Please don't misunderstand me now, I am a big advocate for a hard differentiated and progressive strength training, but this is in particular always for each person individually to plan and arrange. And a very intensive strength training is also possible without overstraining yourself, on the contrary, you should actually feel good after every training and not have to bother with any injuries! And the statement "This is quite normal with a hard training, where planing takes place, chips fall", lacks any basis and cannot be confirmed by me like that.


If these fitness trends are also used as season preparation for a certain sport, then it becomes even more problematic, because in most sports many unfavourable high loads occur and these should be "absorbed" or "tolerated" in the best possible way by an intelligently designed strength training in the season preparation. This means that the active and passive musculoskeletal system should be able to derive the unfavourable loads in the respective sports in the best possible way, but instead the body is already overloaded during the preparation for the season and ultimately very often leads to the said overload damage.

If, for example, a ski racer makes heavy knee bends (which are compulsory and recommended) in the season preparation with the wrong technique and in a CrossFit compass or heavy kettlebell swinging with the wrong technique, then he damages his passive structures already in the season preparation and he will get his bill in the winter at the races where enormous centrifugal forces act, in the worst case he will suffer a herniated disc in the lumbar spine area.


CONCLUSION:


- Fitness trends can contain new interesting training elements, but must be applied in a differentiated way.

- For beginners and slightly advanced very often too high loads and overall too high training density

- As season preparation a lot of experience of the trainer is necessary to use the right elements in a targeted way.

- There are also many fitness trends, which underchallenge the user, but I didn't specifically mention them here (blog entry follows), because they are at least not "harmful" for the body, but mostly only for the purse.

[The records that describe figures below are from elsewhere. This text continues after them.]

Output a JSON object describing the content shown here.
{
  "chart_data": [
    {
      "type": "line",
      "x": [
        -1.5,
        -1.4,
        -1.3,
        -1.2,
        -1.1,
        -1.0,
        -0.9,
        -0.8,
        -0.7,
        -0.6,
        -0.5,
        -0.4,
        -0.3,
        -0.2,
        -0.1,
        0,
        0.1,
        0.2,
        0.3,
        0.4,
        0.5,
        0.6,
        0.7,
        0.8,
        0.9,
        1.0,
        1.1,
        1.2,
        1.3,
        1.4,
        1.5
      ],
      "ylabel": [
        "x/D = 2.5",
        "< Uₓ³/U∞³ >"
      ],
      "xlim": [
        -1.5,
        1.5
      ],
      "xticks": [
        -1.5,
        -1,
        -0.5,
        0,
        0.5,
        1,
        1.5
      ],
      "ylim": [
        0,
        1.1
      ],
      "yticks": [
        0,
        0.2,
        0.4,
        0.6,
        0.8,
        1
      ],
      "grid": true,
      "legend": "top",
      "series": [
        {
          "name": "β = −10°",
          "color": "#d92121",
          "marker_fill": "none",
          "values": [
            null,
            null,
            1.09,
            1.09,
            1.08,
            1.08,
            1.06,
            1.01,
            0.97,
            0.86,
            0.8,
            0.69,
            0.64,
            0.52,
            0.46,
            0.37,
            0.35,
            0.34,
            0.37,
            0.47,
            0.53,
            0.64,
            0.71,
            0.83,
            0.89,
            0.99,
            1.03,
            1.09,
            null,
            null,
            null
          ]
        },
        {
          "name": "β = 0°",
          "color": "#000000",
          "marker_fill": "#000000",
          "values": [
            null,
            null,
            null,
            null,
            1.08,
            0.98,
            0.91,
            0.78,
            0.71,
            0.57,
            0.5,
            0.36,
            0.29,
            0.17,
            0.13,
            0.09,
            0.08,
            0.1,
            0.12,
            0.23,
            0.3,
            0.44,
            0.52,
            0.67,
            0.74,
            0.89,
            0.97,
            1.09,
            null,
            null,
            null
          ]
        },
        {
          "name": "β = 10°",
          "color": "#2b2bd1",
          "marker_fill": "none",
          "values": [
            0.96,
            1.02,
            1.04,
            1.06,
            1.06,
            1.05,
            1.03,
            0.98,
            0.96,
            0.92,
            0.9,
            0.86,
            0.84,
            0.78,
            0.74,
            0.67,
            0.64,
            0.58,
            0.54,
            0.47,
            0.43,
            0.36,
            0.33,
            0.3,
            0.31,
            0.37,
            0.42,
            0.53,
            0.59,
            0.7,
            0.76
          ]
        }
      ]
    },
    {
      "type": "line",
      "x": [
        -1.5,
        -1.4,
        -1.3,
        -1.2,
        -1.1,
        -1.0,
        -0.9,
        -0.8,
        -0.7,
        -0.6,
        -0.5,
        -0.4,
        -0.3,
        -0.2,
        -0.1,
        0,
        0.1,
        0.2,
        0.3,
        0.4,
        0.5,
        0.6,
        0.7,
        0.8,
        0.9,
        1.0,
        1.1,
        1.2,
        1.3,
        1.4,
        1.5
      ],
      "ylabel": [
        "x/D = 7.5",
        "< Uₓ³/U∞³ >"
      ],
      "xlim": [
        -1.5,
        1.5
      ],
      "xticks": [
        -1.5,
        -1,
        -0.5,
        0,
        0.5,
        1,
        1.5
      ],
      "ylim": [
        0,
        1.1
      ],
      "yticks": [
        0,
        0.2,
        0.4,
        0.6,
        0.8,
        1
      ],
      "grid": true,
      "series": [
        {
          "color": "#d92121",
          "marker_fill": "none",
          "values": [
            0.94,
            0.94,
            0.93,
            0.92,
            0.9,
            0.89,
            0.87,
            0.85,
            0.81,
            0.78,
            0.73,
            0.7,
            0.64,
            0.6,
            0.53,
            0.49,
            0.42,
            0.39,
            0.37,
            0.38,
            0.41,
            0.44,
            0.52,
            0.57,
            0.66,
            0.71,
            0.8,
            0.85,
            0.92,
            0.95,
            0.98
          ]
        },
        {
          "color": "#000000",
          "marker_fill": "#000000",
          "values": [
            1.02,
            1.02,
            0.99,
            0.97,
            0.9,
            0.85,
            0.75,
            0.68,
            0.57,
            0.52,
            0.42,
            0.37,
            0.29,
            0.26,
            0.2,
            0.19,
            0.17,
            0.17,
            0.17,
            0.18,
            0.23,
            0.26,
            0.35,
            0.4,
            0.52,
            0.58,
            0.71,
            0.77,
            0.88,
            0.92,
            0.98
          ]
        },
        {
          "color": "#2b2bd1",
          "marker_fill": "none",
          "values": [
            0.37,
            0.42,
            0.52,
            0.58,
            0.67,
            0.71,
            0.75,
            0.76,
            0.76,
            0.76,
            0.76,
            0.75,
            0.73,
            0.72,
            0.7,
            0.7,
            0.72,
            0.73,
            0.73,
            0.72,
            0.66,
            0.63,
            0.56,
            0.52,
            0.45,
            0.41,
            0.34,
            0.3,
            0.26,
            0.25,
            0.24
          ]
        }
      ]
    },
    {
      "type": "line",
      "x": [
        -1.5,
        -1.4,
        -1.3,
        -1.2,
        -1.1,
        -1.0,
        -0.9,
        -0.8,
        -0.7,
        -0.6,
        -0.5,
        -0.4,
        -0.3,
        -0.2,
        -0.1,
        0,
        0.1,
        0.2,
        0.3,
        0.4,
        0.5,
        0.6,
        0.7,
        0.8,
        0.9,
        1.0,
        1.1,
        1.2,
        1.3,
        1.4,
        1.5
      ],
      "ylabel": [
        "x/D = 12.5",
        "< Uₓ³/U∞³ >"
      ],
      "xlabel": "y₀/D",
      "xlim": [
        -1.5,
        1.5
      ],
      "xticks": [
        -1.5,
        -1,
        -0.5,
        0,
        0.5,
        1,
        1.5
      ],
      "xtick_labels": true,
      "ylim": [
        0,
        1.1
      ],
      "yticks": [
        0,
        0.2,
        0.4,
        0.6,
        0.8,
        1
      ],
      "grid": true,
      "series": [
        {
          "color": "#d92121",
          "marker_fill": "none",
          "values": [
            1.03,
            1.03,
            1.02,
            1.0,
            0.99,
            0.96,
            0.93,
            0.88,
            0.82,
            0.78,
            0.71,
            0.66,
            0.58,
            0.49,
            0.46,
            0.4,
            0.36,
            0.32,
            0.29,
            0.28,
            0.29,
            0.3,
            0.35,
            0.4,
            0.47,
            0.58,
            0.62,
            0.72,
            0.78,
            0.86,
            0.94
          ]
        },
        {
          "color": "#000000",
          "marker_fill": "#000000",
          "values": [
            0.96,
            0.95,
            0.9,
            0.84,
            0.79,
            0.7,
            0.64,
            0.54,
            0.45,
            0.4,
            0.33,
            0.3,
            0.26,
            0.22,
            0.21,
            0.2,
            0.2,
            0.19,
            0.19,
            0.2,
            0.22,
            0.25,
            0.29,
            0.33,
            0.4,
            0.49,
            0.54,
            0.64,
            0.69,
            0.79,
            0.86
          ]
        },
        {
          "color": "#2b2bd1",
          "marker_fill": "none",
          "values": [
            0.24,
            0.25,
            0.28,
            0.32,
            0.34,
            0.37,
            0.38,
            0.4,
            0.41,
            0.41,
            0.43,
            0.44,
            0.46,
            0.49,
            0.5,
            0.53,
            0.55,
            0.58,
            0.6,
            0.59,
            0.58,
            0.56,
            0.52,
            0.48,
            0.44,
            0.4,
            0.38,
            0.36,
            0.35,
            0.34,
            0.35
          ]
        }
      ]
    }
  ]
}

Note: All my recommendations or blog content are carefully considered and reviewed and are intended for healthy adults over the age of 18. None of my articles can be a substitute for competent medical advice. Please consult a physician before starting any exercise, nutrition or dietary supplement program. Especially if you have had any medical problems in the past. By clicking on links to products I recommend, you are helping to keep this blog alive. Some links are so-called referral links. You do not pay anything extra. But if you buy something, I get a commission. I only recommend products that I myself use, love and am convinced of.